Voici posé le cadre de ce livre, l'arbre nous incite à redevenir nous-même, la forêt nous invite à être, dans le simple qui est l'unique. Aller en forêt demeure une queste. Elle n'est pas sans danger comme le sait l'enfant qui hésite avant de s'enfoncer dans le sous-bois, c'est pourquoi la plupart des traditions ont fait de la forêt un mythe fondateur ou enseigneur, tout particulièrement les traditions celtiques.

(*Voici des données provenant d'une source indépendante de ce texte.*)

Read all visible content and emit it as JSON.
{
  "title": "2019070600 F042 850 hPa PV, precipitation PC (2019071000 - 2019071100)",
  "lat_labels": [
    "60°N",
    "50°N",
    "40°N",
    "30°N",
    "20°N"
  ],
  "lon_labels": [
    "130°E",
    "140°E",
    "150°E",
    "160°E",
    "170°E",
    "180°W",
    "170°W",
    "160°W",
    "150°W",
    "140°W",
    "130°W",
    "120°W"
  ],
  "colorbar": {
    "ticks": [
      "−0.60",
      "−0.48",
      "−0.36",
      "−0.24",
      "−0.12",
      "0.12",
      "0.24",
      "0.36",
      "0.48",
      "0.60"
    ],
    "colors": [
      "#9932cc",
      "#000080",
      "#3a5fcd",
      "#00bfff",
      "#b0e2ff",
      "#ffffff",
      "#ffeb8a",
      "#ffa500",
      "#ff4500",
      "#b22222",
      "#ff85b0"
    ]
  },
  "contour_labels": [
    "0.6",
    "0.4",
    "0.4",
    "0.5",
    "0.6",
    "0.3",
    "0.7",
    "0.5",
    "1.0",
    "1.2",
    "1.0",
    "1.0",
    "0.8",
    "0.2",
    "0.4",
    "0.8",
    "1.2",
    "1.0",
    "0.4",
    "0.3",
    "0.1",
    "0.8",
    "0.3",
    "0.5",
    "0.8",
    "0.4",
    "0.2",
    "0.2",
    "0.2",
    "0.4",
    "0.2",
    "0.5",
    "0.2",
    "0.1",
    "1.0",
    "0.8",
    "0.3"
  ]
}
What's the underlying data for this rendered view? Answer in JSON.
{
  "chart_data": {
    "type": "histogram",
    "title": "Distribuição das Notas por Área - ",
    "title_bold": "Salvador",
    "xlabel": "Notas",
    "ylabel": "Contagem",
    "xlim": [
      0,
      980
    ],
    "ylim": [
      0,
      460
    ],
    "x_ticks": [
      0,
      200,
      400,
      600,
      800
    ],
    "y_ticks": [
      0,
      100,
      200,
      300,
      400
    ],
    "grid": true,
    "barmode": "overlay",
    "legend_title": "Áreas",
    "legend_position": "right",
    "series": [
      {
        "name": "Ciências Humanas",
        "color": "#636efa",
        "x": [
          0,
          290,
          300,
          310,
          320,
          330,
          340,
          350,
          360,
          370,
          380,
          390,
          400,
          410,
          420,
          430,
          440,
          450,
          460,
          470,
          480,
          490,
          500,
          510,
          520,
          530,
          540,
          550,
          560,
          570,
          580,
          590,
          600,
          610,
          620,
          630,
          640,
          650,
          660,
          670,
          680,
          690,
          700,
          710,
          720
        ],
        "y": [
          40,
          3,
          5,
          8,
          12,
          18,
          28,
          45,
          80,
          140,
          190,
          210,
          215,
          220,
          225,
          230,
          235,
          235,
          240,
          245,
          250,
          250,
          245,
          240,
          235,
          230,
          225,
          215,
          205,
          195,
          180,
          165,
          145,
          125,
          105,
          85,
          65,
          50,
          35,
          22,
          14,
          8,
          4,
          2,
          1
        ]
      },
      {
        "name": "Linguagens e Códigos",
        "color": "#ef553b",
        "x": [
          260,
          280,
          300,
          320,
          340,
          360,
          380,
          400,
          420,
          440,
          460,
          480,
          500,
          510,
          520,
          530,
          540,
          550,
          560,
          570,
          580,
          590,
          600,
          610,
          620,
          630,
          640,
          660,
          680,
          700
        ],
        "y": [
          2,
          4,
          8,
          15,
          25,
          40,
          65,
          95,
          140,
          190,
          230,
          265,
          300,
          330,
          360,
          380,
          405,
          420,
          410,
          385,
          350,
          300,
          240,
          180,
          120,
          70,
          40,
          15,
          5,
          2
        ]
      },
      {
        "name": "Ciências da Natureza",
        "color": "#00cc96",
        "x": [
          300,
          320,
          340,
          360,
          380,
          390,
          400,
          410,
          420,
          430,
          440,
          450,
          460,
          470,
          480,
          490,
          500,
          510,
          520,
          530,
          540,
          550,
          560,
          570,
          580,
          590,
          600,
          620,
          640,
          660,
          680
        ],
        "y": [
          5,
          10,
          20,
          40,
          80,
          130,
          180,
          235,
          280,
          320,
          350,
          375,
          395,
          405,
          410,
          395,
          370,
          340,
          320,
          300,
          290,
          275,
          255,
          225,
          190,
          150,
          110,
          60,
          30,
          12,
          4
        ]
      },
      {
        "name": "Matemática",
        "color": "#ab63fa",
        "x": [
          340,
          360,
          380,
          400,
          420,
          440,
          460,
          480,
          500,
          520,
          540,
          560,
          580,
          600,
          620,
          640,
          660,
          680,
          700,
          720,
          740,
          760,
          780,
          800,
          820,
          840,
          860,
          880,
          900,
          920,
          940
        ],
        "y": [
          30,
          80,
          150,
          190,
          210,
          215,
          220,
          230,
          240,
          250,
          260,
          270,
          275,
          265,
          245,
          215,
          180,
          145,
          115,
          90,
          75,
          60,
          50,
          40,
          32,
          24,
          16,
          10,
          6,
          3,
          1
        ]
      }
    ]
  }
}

Bernard Rio a choisi d'explorer les rapports complexes de l'homme et de la forêt : Commentaires grecs et latins sur la forêt des barbares ú Commentaires chrétiens sur les cultes celtiques ú Dits et récits celtiques sur la forêt ú Mythes et rites sylvestres dans le folklore et les traditions populaires ú La Voie du cerf ú Du bois sacré au sanctuaire. C'est une double architecture qui est mise en évidence, celle de l'internité humaine, celle qui a perduré dans l'édification des sanctuaires, celle enfin que l'homme a perdu et qui fonde pourtant sa sacralité :
"Cet abandon des forêts en tant que centres culturel et spirituels a progressivement détourné l'homme de ses origines. La quête du savoir et l'expérimentation de la vie se sont faites hors des cercles concentriques du bois. Mais si la Tradition a encore un sens, alors le temps de la réflexion sonne le retour du bois. Le renoncement au monde moderne s'entend non pas comme une opposition ou une contradiction mais une mise à l'écart. La forêt pourrait être ce lieu au milieu du monde et en dehors du monde pour accéder à l'Autre Monde. La forêt encyclopédique demeure l'ashram des Celtes : " Quand le maître de maison remarque des rides sur son front et voit ses cheveux devenir grisonnants, lorsque son fils a un fils, il doit se retirer dans la forêt. Il renonce à tout ce qu'il possède et à se nourrir des produits du travail des champs. Il laisse sa femme sous la garde de ses fils ou la prend avec lui et part pour la forêt "."
Bernard Rio identifie parfaitement la fonction initiatique de la forêt perçue, et non conçue, comme espace transitionnel.